What's So Special about Dickens? by Michael Rosen

What's So Special about Dickens? by Michael Rosen

Author:Michael Rosen [ Rosen, Michael]
Language: eng
Format: epub
ISBN: 9781406368758
Publisher: Walker Books
Published: 2016-02-17T16:00:00+00:00


At the next house he stays in, which belongs to a lawyer called Mr Wickfield, David meets a girl called Agnes, the lawyer’s daughter. He goes to work for another lawyer and meets up again with Steerforth. Another series of events then happens involving the Peggotty family in Yarmouth. Steerforth gets their little girl Em’ly to break off her engagement and run away with him, and this leads to desperate unhappiness for many people until Steerforth drowns.

David marries a woman called Dora, and becomes a famous writer. Dora doesn’t live long, and David realizes that Agnes is the one he should have married, but by now her father, Mr Wickfield, is being tricked by a man called Uriah Heep, who is after Agnes as well. I won’t say how it all works out in the end.

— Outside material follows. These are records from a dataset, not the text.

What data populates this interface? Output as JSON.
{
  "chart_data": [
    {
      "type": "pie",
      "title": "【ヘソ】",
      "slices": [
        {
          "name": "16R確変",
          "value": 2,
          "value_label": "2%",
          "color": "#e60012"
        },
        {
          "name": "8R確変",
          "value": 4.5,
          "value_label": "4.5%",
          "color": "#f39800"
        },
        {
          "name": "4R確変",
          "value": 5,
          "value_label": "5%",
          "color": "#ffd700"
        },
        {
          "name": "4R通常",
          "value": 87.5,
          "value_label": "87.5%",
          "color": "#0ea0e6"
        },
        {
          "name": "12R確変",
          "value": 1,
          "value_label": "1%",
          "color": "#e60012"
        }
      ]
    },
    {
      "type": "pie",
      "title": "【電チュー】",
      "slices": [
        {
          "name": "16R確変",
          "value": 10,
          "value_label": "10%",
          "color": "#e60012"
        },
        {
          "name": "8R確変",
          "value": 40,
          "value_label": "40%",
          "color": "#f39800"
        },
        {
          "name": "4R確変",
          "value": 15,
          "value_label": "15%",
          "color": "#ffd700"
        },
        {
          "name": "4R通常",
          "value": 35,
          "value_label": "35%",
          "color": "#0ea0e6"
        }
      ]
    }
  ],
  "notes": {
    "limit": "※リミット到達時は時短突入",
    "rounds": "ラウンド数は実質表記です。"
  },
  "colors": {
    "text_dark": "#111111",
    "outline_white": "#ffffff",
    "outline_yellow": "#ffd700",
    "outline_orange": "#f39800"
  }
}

As you can see, this is a huge rambling story (or stories), more like a soap opera than the other books we’ve looked at. There is a constant toing and froing of good and bad among the different groups of people in the story. Cruelty and kindness sit side by side, as people secretly plot against others who have no idea what’s going on. In fact, all through the book there are things we know are going on, but a character in the story doesn’t. And yet we don’t know how each scene is going to finish, whether the bad person will come to a sticky end or get away with it.

All this makes David Copperfield a gripping read. One moment we’re part of a secret, seeing how this or that person is plotting against someone else, and the next we’re surprised by how things turn out. It’s a bit like that for David too, just as it is for us in real life.

David Copperfield is also a book that takes us from the countryside to London and back to the countryside, and it takes us travelling abroad when Em’ly’s father goes looking for her. It takes us from life among the very poor to life among the well off. It takes us deep into family loyalty and contrasts it with the way people can mistreat their stepchildren. It shows us people who live by the law and have a very strong sense of right and wrong, and others who break all the rules and don’t care who they hurt. It shows us mad people, characters who aren’t mad and someone who is nearly driven mad. And, at the end of the book, we see how the people of England don’t only live in England. They’re now going “out to the Colonies” – working and making money in the British Empire.